Maybe it would have come with a complimentary STD so you’d have a couvenir.

:smiley:

Mmmmmm… Geriatrically Transmitted Diseases.

I have eaten them, in fact, and I find the honey-mustard ones to be a tasty crunchy snack. Which is all well and good, when I’m in the mood for a crunchy snack. When I’m hankering for a chewy, doughy snack, however, the word “sourdough” on the label quite naturally leads me to believe that I’m about to get one. The presence of the work “hard” on the same label, I initially wrote off as an anomalous paradox, the more fool I.

As to accusations of philistinism, you wound me, sir (or madam, as the case may be).

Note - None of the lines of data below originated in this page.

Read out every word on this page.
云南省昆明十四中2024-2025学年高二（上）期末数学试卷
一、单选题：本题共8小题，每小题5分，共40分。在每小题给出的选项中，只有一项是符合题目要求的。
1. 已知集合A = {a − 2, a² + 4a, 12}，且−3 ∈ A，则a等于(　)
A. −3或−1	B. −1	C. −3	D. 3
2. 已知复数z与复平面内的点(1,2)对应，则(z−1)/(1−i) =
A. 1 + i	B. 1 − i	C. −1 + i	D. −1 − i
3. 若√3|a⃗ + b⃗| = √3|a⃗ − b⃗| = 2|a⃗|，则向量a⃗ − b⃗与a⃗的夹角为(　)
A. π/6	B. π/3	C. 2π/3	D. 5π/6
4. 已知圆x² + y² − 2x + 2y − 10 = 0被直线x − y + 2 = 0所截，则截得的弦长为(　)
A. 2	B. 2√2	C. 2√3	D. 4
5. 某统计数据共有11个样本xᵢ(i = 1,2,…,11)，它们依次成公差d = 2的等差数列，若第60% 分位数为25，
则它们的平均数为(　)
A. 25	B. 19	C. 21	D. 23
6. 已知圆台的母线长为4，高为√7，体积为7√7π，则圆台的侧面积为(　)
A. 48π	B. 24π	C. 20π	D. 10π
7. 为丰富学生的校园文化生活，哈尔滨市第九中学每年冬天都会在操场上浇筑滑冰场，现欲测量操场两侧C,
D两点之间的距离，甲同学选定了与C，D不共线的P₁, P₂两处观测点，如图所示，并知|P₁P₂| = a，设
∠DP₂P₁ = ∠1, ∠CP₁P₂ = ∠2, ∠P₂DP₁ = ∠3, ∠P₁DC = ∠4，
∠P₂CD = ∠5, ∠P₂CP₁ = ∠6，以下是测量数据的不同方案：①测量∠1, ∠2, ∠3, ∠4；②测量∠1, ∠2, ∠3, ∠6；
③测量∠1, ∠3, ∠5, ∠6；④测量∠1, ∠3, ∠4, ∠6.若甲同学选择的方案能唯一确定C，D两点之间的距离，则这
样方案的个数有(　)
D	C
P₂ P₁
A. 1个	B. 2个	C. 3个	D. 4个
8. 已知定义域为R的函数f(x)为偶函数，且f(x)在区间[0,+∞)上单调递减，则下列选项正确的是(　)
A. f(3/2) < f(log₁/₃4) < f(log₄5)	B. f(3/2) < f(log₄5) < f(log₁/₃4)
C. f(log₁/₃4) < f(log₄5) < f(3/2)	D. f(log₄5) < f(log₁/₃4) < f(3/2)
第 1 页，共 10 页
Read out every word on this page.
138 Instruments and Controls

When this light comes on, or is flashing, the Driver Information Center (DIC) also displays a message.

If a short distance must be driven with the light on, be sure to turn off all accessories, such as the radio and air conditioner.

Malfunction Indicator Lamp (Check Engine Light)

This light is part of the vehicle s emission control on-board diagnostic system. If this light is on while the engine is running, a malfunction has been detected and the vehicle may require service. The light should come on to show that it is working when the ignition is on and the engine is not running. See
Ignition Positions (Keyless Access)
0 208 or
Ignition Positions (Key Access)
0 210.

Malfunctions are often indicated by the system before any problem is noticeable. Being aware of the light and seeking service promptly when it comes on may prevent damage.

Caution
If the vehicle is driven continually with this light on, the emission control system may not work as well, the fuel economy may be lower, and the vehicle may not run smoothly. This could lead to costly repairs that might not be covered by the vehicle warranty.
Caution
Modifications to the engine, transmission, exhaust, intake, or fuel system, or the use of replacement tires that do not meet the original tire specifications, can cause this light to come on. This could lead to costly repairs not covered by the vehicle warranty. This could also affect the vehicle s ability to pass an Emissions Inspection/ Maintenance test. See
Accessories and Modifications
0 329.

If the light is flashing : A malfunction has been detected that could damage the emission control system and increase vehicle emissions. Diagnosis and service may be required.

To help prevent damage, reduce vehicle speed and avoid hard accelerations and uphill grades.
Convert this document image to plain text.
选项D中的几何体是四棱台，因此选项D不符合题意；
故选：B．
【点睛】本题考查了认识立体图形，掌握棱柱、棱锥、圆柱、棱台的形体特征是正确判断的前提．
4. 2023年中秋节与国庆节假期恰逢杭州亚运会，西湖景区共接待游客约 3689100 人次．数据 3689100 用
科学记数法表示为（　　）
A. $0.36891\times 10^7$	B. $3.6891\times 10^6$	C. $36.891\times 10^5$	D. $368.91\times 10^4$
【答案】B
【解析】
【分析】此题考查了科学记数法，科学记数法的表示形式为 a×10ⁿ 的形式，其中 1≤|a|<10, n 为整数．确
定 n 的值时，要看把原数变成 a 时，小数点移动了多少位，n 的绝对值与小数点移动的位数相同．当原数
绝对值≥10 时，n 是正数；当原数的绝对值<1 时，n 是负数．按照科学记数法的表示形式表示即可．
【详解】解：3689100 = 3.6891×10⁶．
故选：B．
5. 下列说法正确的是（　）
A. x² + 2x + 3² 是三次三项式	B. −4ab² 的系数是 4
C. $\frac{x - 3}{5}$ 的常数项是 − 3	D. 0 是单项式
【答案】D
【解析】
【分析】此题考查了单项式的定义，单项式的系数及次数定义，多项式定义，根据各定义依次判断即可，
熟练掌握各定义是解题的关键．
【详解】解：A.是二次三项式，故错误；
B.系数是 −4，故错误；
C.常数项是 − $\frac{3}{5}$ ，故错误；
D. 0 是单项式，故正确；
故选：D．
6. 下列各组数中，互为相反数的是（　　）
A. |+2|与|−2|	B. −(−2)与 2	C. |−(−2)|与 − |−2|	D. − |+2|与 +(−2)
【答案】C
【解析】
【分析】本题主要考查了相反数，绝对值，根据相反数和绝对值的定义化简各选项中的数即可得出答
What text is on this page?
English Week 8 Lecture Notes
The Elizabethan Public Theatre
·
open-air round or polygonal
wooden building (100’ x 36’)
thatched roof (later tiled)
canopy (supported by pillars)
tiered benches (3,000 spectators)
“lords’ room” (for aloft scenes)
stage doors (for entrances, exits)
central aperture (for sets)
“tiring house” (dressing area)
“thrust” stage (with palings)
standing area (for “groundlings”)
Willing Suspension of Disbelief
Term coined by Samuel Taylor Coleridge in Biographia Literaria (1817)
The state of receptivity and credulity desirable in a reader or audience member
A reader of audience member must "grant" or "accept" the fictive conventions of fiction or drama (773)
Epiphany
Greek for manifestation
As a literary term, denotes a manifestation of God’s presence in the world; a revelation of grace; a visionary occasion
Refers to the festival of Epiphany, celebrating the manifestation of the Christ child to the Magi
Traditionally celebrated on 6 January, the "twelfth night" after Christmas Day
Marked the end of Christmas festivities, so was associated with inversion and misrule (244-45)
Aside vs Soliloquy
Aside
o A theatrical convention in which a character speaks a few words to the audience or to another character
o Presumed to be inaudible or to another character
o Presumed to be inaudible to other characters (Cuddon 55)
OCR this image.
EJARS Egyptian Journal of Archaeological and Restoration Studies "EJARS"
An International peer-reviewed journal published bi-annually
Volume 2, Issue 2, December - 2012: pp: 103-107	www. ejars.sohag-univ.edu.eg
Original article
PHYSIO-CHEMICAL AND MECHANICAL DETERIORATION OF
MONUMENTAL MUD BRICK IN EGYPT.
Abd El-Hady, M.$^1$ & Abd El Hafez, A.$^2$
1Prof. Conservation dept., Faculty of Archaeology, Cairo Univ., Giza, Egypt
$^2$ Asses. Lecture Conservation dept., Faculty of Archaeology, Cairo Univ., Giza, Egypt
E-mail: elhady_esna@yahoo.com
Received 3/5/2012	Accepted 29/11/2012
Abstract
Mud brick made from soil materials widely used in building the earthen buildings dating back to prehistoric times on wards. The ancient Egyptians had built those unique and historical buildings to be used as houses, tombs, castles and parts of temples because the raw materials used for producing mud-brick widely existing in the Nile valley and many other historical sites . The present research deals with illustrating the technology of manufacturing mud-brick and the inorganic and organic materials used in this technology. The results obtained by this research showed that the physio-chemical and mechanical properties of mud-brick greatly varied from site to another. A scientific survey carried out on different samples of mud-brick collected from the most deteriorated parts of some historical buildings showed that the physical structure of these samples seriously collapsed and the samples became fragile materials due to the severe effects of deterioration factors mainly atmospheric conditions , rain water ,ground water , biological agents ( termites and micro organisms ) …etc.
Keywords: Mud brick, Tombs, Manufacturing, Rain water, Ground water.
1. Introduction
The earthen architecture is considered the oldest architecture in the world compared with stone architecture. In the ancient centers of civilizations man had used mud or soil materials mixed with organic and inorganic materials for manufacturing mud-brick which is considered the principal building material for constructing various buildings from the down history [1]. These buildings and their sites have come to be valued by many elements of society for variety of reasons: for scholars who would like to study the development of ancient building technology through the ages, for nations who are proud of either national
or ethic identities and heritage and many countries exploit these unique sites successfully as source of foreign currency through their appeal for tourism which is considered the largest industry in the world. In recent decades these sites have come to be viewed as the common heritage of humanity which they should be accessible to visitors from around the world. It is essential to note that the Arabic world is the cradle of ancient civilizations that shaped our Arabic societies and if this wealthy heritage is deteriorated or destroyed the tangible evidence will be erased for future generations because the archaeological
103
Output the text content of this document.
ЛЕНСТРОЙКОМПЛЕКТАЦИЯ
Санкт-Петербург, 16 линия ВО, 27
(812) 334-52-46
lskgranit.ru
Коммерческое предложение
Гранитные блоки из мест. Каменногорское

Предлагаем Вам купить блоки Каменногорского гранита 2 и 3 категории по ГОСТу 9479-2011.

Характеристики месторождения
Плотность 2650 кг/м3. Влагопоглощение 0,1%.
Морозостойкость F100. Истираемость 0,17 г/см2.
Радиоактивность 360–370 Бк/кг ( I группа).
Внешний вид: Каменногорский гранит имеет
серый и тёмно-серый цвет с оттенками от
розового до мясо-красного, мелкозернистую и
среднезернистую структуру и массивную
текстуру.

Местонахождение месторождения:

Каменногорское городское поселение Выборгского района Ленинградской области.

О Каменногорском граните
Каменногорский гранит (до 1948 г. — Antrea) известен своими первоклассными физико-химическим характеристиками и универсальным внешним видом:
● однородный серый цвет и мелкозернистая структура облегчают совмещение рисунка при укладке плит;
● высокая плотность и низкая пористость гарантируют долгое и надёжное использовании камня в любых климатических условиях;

Your apparent ignorance of the bliss that is the proper sourdough-eating experience does not move me to cast you as a benighted savage, although it might so move a man of a less discreet and charitable bent than I. Rather, I shall gather the shards of my shattered dignity, and go sulk in the corner until I am able to regain my composure.

By the way, all hail to Bruce Daddy for his innovative contribution to the nascent craft of Pit-rant composition. You are a man ahead of your time, sir. In some future era, your work may have bagged you a Pulitzer. We may yet hope that, some years hence, a much-needed expansion of categories will yield you a Nobel.

Isn’t a whore for free - it’s a prostitute you have to pay for?